Diese Woche beginnt mit einer kurzen Trendnotiz: Die von W. M. Kunze 1997 mit ersten Trendnotizen vorbereitete und ab 2004 mit Kollegen*) begonnene Studie zur "Neuen Klassik" beschreibt in globalen Indizien und den hieraus notierten Details des "Neue-Klassik"-Trends das Aufkommen einer globalen konservativen Grundrichtung. Ein gespürter Trend bei den Menschen in Deutschland, EU und den Industriestaaten (zumindest) der Nordhalbkugel der Erde.

Dieser Neue-Klassik-Trend beinhaltet die Ausrichtung nach lokal-familiär-orientierten Werten, Sehnsucht nach Ethik und Echtheit und das allgemeine Bedürfnis nach lokaler Nähe und Abgrenzung nach außen. Dies zeigt sich in Mode und Kultur ("... Schnauzbart und Sauerbraten") leitet weiter zu neuem Nationalgefühl bis hin zu patriotischen bis militaristisch-abgrenzenden Bedürfnissen und desweiteren bis hin zu kleinen politischen Krisen und lokalen kriegerischen Auseinandersetzungen - wobei wir bei Letzterem eher auf die lokalen Aspekte hofften.

Hier im trendquest-Weblog publizieren wir seit 2005 für Sie Auszüge der Studie, Einzelbeiträge und Notizen.
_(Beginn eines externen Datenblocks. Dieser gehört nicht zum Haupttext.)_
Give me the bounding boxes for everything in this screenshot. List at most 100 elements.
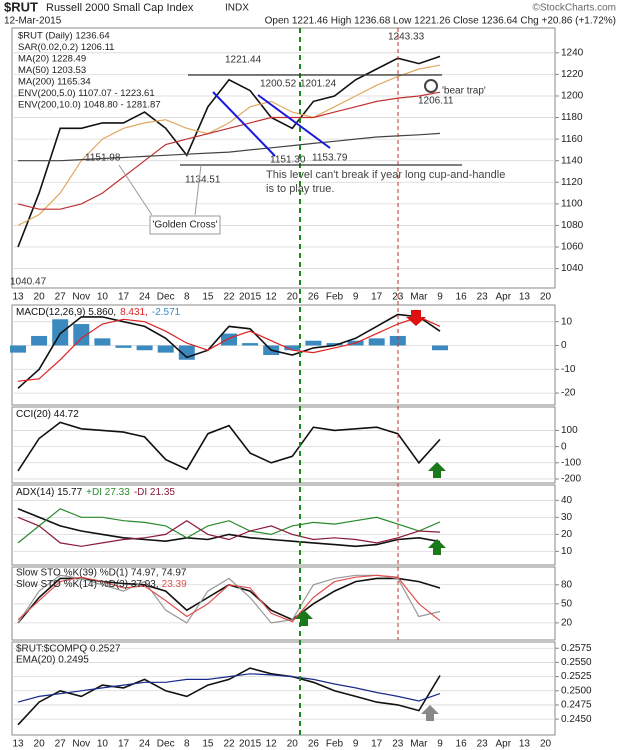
annotation: 1040.47: [10, 277, 47, 288]
legend-part: -DI 21.35: [134, 487, 176, 498]
legend-entry: MACD(12,26,9) 5.860, 8.431, -2.571: [16, 307, 181, 318]
y-tick-label: 0: [561, 340, 567, 351]
y-tick-label: 10: [561, 316, 573, 327]
x-tick-label: 20: [287, 292, 299, 303]
x-tick-label: 9: [353, 739, 359, 750]
legend-entry: ENV(200,10.0) 1048.80 - 1281.87: [18, 100, 161, 111]
series-line: [17, 64, 441, 226]
y-tick-label: 1120: [561, 177, 583, 188]
annotation: 1153.79: [312, 153, 348, 164]
y-tick-label: 1180: [561, 112, 583, 123]
panel-frame: [11, 304, 556, 406]
y-tick-label: 0.2450: [561, 714, 592, 725]
x-tick-label: 20: [34, 292, 46, 303]
x-tick-label: 27: [55, 292, 67, 303]
x-tick-label: 9: [437, 739, 443, 750]
series-line: [17, 667, 441, 726]
y-tick-label: 10: [561, 546, 573, 557]
series-line: [17, 421, 441, 472]
x-tick-label: 8: [184, 292, 190, 303]
annotation: 1151.30: [270, 155, 306, 166]
y-tick-label: 80: [561, 579, 573, 590]
annotation-box: This level can't break if year long cup-…: [266, 169, 505, 195]
x-tick-label: 20: [34, 739, 46, 750]
x-tick-label: 22: [223, 739, 235, 750]
x-tick-label: 13: [519, 292, 531, 303]
x-tick-label: 8: [184, 739, 190, 750]
y-tick-label: 0.2550: [561, 657, 592, 668]
credit: ©StockCharts.com: [532, 3, 616, 14]
x-tick-label: 12: [266, 739, 278, 750]
y-tick-label: 0.2500: [561, 685, 592, 696]
y-tick-label: 0.2475: [561, 700, 592, 711]
legend-entry: MA(200) 1165.34: [18, 77, 91, 88]
x-tick-label: 24: [139, 292, 151, 303]
x-tick-label: 17: [118, 292, 130, 303]
x-tick-label: 13: [519, 739, 531, 750]
trend-line: [212, 91, 276, 157]
series-line: [17, 574, 441, 623]
histogram-bar: [73, 324, 90, 346]
y-tick-label: 100: [561, 425, 578, 436]
series-line: [17, 313, 441, 389]
y-tick-label: -10: [561, 364, 576, 375]
panel-frame: [11, 27, 556, 289]
annotation: 1206.11: [418, 96, 454, 107]
y-tick-label: 40: [561, 495, 573, 506]
histogram-bar: [115, 345, 132, 348]
legend-part: CCI(20) 44.72: [16, 409, 79, 420]
x-tick-label: 26: [308, 292, 320, 303]
y-tick-label: 1100: [561, 198, 583, 209]
y-tick-label: 30: [561, 512, 573, 523]
callout-line: [194, 164, 202, 216]
x-tick-label: 20: [540, 739, 552, 750]
ticker: $RUT: [4, 0, 38, 14]
legend-entry: CCI(20) 44.72: [16, 409, 79, 420]
exchange: INDX: [225, 3, 249, 14]
series-line: [17, 316, 441, 382]
trend-line: [257, 94, 331, 149]
legend-part: ADX(14) 15.77: [16, 487, 83, 498]
annotation: 1151.98: [85, 153, 121, 164]
histogram-bar: [305, 340, 322, 346]
y-tick-label: 0: [561, 441, 567, 452]
x-tick-label: 17: [118, 739, 130, 750]
y-tick-label: 1060: [561, 242, 584, 253]
series-line: [18, 132, 441, 162]
x-tick-label: 27: [55, 739, 67, 750]
x-tick-label: 23: [477, 739, 489, 750]
annotation: 1200.52: [260, 79, 297, 90]
date: 12-Mar-2015: [4, 16, 62, 27]
legend-entry: SAR(0.02,0.2) 1206.11: [18, 42, 114, 53]
x-tick-label: 12: [266, 292, 278, 303]
legend-entry: MA(50) 1203.53: [18, 65, 86, 76]
x-tick-label: Nov: [72, 739, 90, 750]
x-tick-label: Feb: [326, 292, 344, 303]
arrow: [295, 610, 313, 626]
x-tick-label: Apr: [496, 739, 512, 750]
histogram-bar: [157, 345, 174, 353]
legend-part: Slow STO %K(14) %D(3) 37.93,: [16, 579, 159, 590]
y-tick-label: -20: [561, 388, 576, 399]
x-tick-label: 13: [12, 739, 24, 750]
histogram-bar: [389, 335, 406, 346]
series-line: [17, 673, 441, 703]
annotation: 1201.24: [300, 79, 337, 90]
y-tick-label: 20: [561, 529, 573, 540]
y-tick-label: 0.2575: [561, 643, 592, 654]
y-tick-label: 1140: [561, 155, 583, 166]
x-tick-label: 13: [12, 292, 24, 303]
y-tick-label: 50: [561, 598, 573, 609]
x-tick-label: Dec: [157, 292, 175, 303]
series-line: [17, 508, 441, 548]
legend-entry: ENV(200,5.0) 1107.07 - 1223.61: [18, 88, 155, 99]
y-tick-label: -100: [561, 457, 581, 468]
legend-entry: Slow STO %K(39) %D(1) 74.97, 74.97: [16, 568, 187, 579]
histogram-bar: [242, 343, 259, 346]
x-tick-label: Nov: [72, 292, 90, 303]
x-tick-label: 16: [456, 739, 468, 750]
series-line: [17, 516, 441, 547]
legend-entry: $RUT (Daily) 1236.64: [18, 31, 110, 42]
panel-frame: [11, 484, 556, 566]
x-tick-label: 24: [139, 739, 151, 750]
Und wir sind nun dabei, die Studie zur Neuen Klassik abzuschließen. Unter soziökonomischen Gesichtspunkten zeigt sich (leider): Die Neue Klassik ist (mit ersten Indizien 1998) die Vorahnung der aktuellen global wirkenden und noch wachsenden Struktur-Krise (Wirtschaft, Energie, soziale und politische Strukturen).

Wir werden hierzu bis Ende der kommenden Woche weitere Ergänzungen publizieren. Außerdem steht die Frage im Raum nach kommenden sozialökonomischen Megatrends:
Was kommt nach der Neuen Klassik?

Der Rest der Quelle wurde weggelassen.